As these submissions showed, parliament is not the means to stop war. Rather, it is part of the capitalist state apparatus, dominated by the parties that defend the profit interests of the Australian ruling class, including its control and plunder of the South Pacific and other parts of the region.

To reinforce parliament’s role in justifying war, the government agreed to form a new parliamentary Joint Statutory Committee on Defence to facilitate the war-launching process. As with the existing foreign affairs, defence and trade committee, its membership would be shared between the government and the Liberal-National Coalition. Its members would be vetted by the military and intelligence agencies, and sworn to not divulge any information to the public.

Greens members of the inquiry committee filed a dissenting report, urging support for a joint sitting of parliament to approve military deployments overseas. Even that proposal would have allowed the governor-general, “by proclamation,” to declare that an “emergency” required a deployment without parliamentary approval.

The ruling capitalist class invariably launches war on the basis of claims of “emergency,” such as the fraudulent assertions of the imminent threat of “weapons of mass destruction” invented as the pretext for the 2003 invasion of Iraq. The real purpose was to establish US control over the oil and resource-rich country at the centre of the strategically crucial Middle East and the wider Eurasian landmass.

The Labor government remains intent on covering up the real nature of that US-UK-Australian invasion, which the Labor Party falsely claimed to oppose in 2003, at least until it was, in effect, subsequently whitewashed by the UN.

The government bluntly rejected a recommendation from the Greens dissenting committee report that the legal advice given to the then Howard Liberal-National government about that invasion “should be made publicly available so that Australians can determine for themselves what was understood about entering Iraq.”

In reality, it is already known that the invasion of Iraq was conducted on the basis of lies that should see those responsible, in the Bush, Blair and Howard administrations, charged with the crime of conducting an unlawful war of aggression.

Nevertheless, the government responded baldly to the Greens: “As a matter of convention, the government of the day does not publicly disclose the confidential deliberations (including advice provided to inform cabinet decision making) of a former government. This is a longstanding and fundamental practice in the Westminster system.”
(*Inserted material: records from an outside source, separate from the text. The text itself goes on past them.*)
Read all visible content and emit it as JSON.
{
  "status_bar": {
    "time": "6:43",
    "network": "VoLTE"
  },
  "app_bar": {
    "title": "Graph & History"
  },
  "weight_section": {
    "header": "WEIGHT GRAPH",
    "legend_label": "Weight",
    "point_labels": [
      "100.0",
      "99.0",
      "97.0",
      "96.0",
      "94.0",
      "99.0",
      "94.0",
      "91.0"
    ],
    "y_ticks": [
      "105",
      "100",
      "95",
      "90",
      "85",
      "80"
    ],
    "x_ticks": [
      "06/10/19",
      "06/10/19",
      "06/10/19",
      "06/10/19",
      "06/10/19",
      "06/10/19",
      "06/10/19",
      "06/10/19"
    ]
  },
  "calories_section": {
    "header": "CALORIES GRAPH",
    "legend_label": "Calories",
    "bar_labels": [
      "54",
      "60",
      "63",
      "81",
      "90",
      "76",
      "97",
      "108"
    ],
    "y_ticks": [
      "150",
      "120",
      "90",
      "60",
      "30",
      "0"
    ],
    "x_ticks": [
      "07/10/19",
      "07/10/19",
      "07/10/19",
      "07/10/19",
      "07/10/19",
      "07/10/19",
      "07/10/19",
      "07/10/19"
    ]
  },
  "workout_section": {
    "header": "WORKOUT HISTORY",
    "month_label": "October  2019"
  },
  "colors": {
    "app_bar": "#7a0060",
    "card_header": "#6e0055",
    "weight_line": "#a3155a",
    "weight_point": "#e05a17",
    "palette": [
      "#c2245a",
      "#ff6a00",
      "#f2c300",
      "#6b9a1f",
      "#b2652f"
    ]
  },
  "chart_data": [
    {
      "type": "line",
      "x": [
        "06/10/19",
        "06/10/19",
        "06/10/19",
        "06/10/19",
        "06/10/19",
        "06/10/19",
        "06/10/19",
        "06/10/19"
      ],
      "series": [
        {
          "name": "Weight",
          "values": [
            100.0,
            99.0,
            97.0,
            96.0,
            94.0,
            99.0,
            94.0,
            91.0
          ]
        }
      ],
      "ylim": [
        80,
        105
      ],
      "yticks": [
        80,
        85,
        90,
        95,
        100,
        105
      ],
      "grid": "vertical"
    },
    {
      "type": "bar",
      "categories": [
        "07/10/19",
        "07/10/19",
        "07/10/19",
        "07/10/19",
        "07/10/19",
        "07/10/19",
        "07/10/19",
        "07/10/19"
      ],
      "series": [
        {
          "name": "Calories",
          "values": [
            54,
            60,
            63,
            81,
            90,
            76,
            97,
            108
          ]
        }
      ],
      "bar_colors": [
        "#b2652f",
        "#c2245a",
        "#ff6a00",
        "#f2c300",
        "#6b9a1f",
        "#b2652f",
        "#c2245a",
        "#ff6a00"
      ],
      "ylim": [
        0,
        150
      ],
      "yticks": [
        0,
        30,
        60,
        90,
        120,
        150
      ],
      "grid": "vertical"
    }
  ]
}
That only underscores the true character of the “Westminster system.” It exists to provide a façade of democracy over a secretive system of government in which the decisions are made, behind closed doors, in the geo-strategic and profit interests of the ruling class and its imperialist partners.
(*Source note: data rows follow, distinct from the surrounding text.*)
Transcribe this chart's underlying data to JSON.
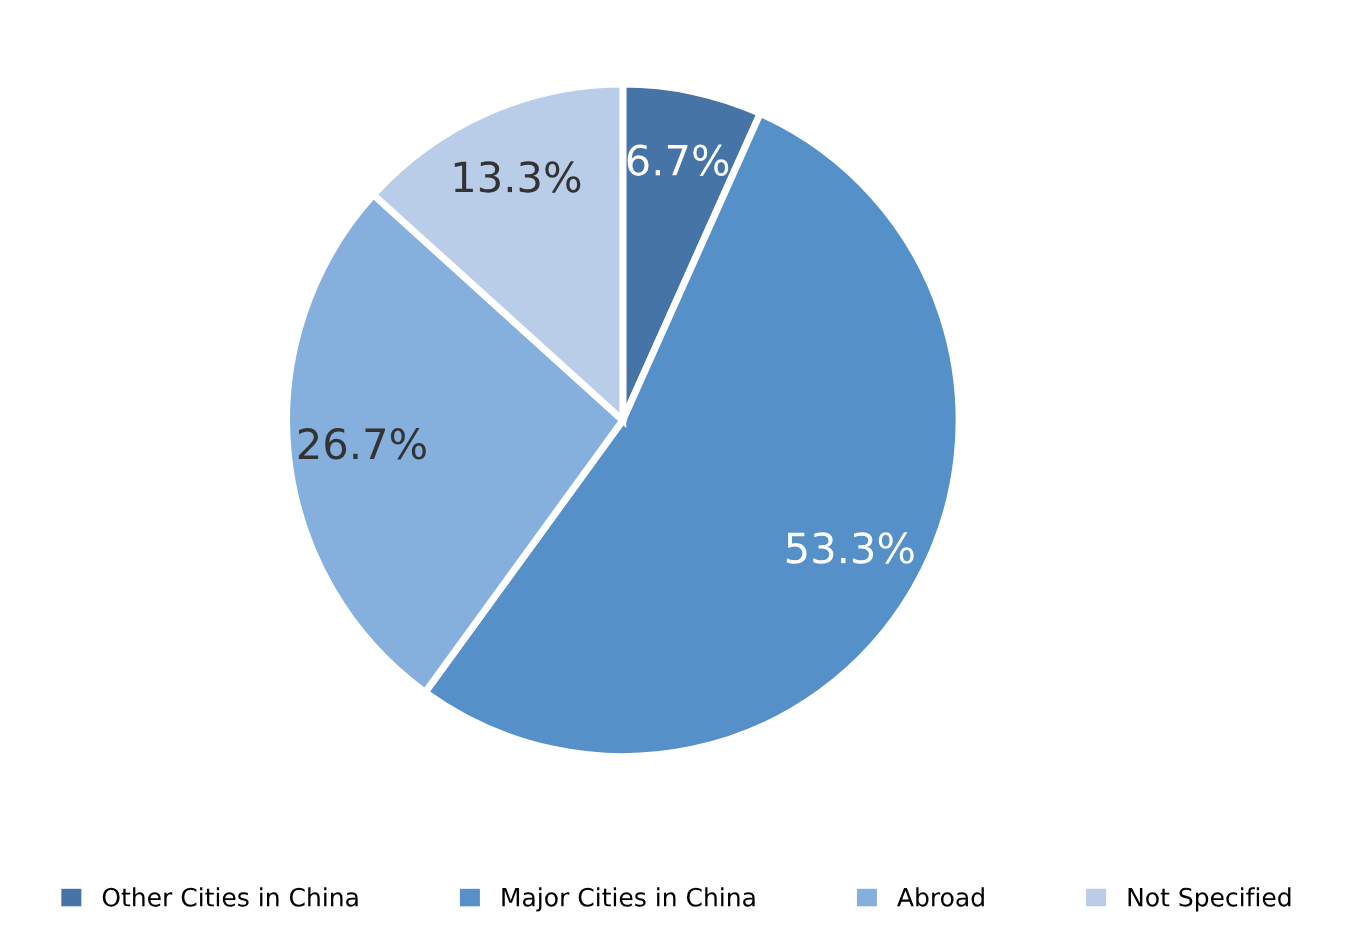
{
  "chart_data": {
    "type": "pie",
    "categories": [
      "Other Cities in China",
      "Major Cities in China",
      "Abroad",
      "Not Specified"
    ],
    "values": [
      6.7,
      53.3,
      26.7,
      13.3
    ],
    "colors": [
      "#4674a6",
      "#5590c8",
      "#85afdc",
      "#b9cce8"
    ],
    "value_labels": [
      "6.7%",
      "53.3%",
      "26.7%",
      "13.3%"
    ],
    "legend": "bottom"
  }
}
In practice, any decision to go to war with China would be made in Washington. Labor and Liberal-National governments alike have increasingly integrated Australia into US military operations, making it an essential platform for a war against China.

That has accelerated since 2011, when US President Obama announced Washington’s military and strategic “pivot to Asia” on the floor of the Australian parliament, courtesy of the Gillard Labor government.

Australia hosts vital US military and intelligence facilities, such as the Pine Gap communications and surveillance station in central Australia and other war bases across northern Australia. This embodies the Australian ruling class’s alignment behind US imperialism, on which it has depended since World War II to prosecute its own predatory imperialist interests in the Indo-Pacific region.

Workers and young people must draw a warning from the moves to bolster the war powers. Far from being an “accountability” check on the threat of a third world war being provoked by the US and its allies, the parliamentary establishment is pivotal to the war preparations. That danger can be answered only by a mass movement of the working class, in Australia and globally, to overturn the source of conflict, the capitalist profit system itself.